Today we’re looking at Microdata Manager for Genesis by Brad Potter. This is the fourth plugin in our review series on adding Schema.org support to WordPress.
This plugin requires the Genesis framework, which you can purchase on the StudioPress website.
For this series we’re building a website for reviewing WordPress plugins. Our goal is to find a Schema.org plugin that lets us quickly add reviews without spending time on writing markup.
Our biggest pain point is usability. Whichever plugin we choose needs to be intuitive and easy to use.
We’re approaching each plugin from the perspective of a new user.
The artwork for Microdata Manager is bold. The “logo” gives the plugin some semblance of a visual identity.
We can see different Schema.org item types in the background: about, alternativeheadline, audio, author, award, etc…
This attention to detail, combining strong aesthetics with detail about the plugin’s functionality, gives the plugin a polished look.
A small design point, but one I really dig, is that the horizontal orange bar balances the “download” button and pulls the whole thing together nicely.
Last updated about 3 months ago.
At the time of writing, this plugin was last updated on August 24th, 2013.
Around 1200 downloads so far.
At first I thought “hey, that’s not a lot of downloads”, but this is a framework-specific plugin.
The artwork also lends credibility to the plugin — believe it or not — so I’m comfortable giving the plugin the benefit of the doubt.
Remember, popularity doesn’t represent quality! Many great plugins have low download counts because they’re only used in specific situations.
Simple documentation, no screenshots.
The Description, Installation, and Other Notes pages are short and to the point.
While the Other Notes page does describe what happens when the plugin is activated, there are no screenshots to show it.
That’s a missed opportunity. Screenshots are a great way to show potential users what to expect with a plugin.
Ratings & Reviews
Only four people have reviewed the plugin, but the feedback is solid:
“Super plugin – Simple and to the point :-)”
“Great little plugin for adding your own schema to Genesis child themes.”
“A straight-forward plugin that gets to the point and gets the job done.”
“Having a tool like this to quickly modify post or page microdata is great. Activate it, and edit any post or page to see the microdata settings. A welcome addition to the already great Genesis plugins that are out there.”
That last one was from Brandon Kraft, a WordPress developer with Automattic and author of the popular Genesis eNews Extended plugin.
These great reviews give me confidence, but they also raise my expectations. 🙂
There are only four threads in the support forum. One is praise, and the other three have all been attended to.
I was really impressed by Brad actually providing code for a user who was having a problem:
Using the Plugin
With the once-over out of the way, it’s time to give the plugin a test drive.
I’m installing Microdata Manager on a localhost version of WordPress 3.7.1 that’s running the Genesis 2.0.1 framework.
No configuration or settings. Just a meta box.
No screens are added to /wp-admin/ after installing Microdata Manager. The only addition is a new metabox on our editing screen:
The default values are shown in the fields. For the above image, “Blog” and “BlogPosting”. From this I can glean a few things:
This plugin does not add additional fields or information to your posts and pages. Instead, it applies Schema.org markup to existing elements.
If we wanted to add new elements — e.g. a rating as part of our review — it’d fall outside of the scope of this plugin.
What can we do?
That said, we can still use Microdata Manager to convert our posts into reviews.

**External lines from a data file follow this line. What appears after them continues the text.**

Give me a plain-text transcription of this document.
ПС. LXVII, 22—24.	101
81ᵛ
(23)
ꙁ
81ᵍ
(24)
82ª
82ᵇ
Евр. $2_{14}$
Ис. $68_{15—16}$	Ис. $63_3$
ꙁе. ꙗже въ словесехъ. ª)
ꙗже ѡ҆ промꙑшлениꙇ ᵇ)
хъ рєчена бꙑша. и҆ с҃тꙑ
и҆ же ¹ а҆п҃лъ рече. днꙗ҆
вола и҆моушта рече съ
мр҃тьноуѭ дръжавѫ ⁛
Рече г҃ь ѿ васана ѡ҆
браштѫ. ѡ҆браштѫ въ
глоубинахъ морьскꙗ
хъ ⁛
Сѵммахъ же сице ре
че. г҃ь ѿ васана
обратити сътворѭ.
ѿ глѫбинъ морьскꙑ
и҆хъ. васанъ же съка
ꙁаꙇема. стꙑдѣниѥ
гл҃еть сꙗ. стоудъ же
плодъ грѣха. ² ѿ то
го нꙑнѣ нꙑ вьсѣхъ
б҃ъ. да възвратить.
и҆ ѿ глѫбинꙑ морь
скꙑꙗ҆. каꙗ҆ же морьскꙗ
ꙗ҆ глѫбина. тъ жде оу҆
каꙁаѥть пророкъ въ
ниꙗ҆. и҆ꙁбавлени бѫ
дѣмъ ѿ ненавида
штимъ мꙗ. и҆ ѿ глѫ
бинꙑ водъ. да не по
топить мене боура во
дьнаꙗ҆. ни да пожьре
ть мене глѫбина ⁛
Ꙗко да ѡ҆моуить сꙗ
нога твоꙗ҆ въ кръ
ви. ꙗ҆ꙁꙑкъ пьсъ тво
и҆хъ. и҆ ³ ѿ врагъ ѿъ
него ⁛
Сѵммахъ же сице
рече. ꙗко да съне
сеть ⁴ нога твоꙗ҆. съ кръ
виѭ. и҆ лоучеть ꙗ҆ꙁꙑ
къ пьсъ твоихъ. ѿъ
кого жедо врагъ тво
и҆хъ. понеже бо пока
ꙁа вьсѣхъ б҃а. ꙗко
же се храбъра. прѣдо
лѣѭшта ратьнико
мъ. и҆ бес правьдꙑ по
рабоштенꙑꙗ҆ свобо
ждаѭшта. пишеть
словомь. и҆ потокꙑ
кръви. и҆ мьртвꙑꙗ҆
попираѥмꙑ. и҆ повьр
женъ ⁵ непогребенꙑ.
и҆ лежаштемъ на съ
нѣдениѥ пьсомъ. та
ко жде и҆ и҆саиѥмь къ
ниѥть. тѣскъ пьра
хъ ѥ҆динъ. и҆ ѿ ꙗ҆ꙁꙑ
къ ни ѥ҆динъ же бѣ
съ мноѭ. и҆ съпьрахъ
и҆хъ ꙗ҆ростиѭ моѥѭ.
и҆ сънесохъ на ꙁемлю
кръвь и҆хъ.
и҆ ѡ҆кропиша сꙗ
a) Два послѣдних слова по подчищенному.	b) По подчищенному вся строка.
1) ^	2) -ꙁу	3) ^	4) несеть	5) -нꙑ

For this, I change the itemtypes and itemprops:
And, viewing the markup, we can see that Microdata Manager has applied the changes:
What do we like? Microdata Manager does exactly as it says: it lets you update the microdata settings for pages and posts. If you don’t change the settings, it gracefully falls back to the default “blog post” type. Once you know what values to use, this is a very straightforward plugin.
What could be better? Some examples of what values to use for different schema types would be a useful addition to the documentation. I’d also like to see Brad get some screenshots in there.
The Takeaway: If you’re a Genesis user looking to apply basic Schema.org types to your posts and pages, Microdata Manager will get the job done. If you’re looking for something fancier — e.g. adding ratings and other Schema.org property types — Microdata Manager falls short.